FindingRecommendation
Open rate below benchmarkSubject line rewrite — suggest 3 alternatives
Reply rate below + open rate fineBody copy issue — focus on hook, proof, CTA
Both below benchmarkFull sequence rewrite
High "not relevant" objectionsTargeting issue — tighten ICP filters
High "wrong person" referralsTitle targeting issue — shift to referred titles
High "already have solution"Add competitive differentiation to copy
High "timing" objectionsNot a problem — set up 90-day re-engagement
One variant clearly winningScale winner, test new idea in losing slot
Touch 2/3 near-zero marginal repliesCut sequence short or rewrite with new angles
High bounce rateList hygiene — verify emails, check data source
Deliverability <95%Infrastructure — check SPF/DKIM/DMARC, reduce volume

Human Checkpoint

Present the executive summary, then ask:

Full detailed report available. Want to see the full breakdown, or act on a specific recommendation?

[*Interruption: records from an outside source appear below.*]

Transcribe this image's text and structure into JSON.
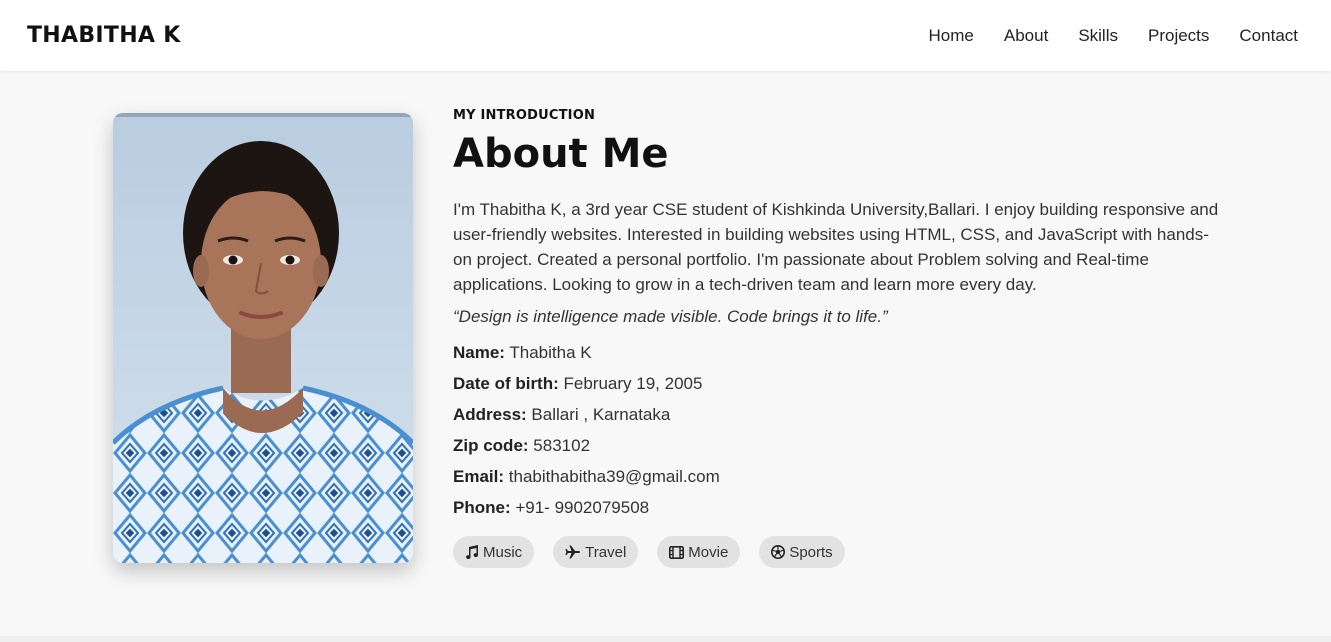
{
  "nav": {
    "brand": "THABITHA K",
    "links": [
      "Home",
      "About",
      "Skills",
      "Projects",
      "Contact"
    ]
  },
  "about": {
    "eyebrow": "MY INTRODUCTION",
    "title": "About Me",
    "bio": "I'm Thabitha K, a 3rd year CSE student of Kishkinda University,Ballari. I enjoy building responsive and user-friendly websites. Interested in building websites using HTML, CSS, and JavaScript with hands-on project. Created a personal portfolio. I'm passionate about Problem solving and Real-time applications. Looking to grow in a tech-driven team and learn more every day.",
    "quote": "“Design is intelligence made visible. Code brings it to life.”",
    "details": [
      {
        "label": "Name:",
        "value": "Thabitha K"
      },
      {
        "label": "Date of birth:",
        "value": "February 19, 2005"
      },
      {
        "label": "Address:",
        "value": "Ballari , Karnataka"
      },
      {
        "label": "Zip code:",
        "value": "583102"
      },
      {
        "label": "Email:",
        "value": "thabithabitha39@gmail.com"
      },
      {
        "label": "Phone:",
        "value": "+91- 9902079508"
      }
    ],
    "hobbies": [
      {
        "label": "Music",
        "icon": "music-icon"
      },
      {
        "label": "Travel",
        "icon": "plane-icon"
      },
      {
        "label": "Movie",
        "icon": "film-icon"
      },
      {
        "label": "Sports",
        "icon": "soccer-ball-icon"
      }
    ]
  },
  "colors": {
    "background": "#f8f8f8",
    "navbar": "#ffffff",
    "text": "#333333",
    "heading": "#111111",
    "chip": "#e2e2e2"
  }
}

Adapting to Data Availability

Missing DataWhat Gets SkippedStill Useful?
Reply textReply classification + objection patternsPartially — metrics + copy still run
Variant dataVariant analysisYes — single-variant analysis still runs
Lead demographicsTargeting assessmentYes — infers from reply patterns
Open trackingOpen rate analysisPartially — reply rate + copy still run

Minimum viable data: Emails sent + reply count + email copy text.

Cost

Free. Pure reasoning + data from user's outreach tool.

Tips

  • Run at Day 7 and Day 14. Day 7 catches deliverability and subject line problems. Day 14 gives enough replies for objection analysis.
  • Reply analysis is where the gold is. Metrics tell you WHAT. Replies tell you WHY.
  • High open + low reply = copy problem. The subject gets them to open but the email doesn't deliver.
  • Low open + decent reply rate = subject line problem. The email works, people just aren't seeing it.
  • "Not relevant" is the most important objection. If >20% say "this isn't for me," it's targeting, not copy.
  • Don't kill a variant too early. Need 100+ sends per variant for directional data.
  • Touch 2/3 should contribute 30-40% of replies. If Touch 1 is 90%+, your follow-ups aren't adding value.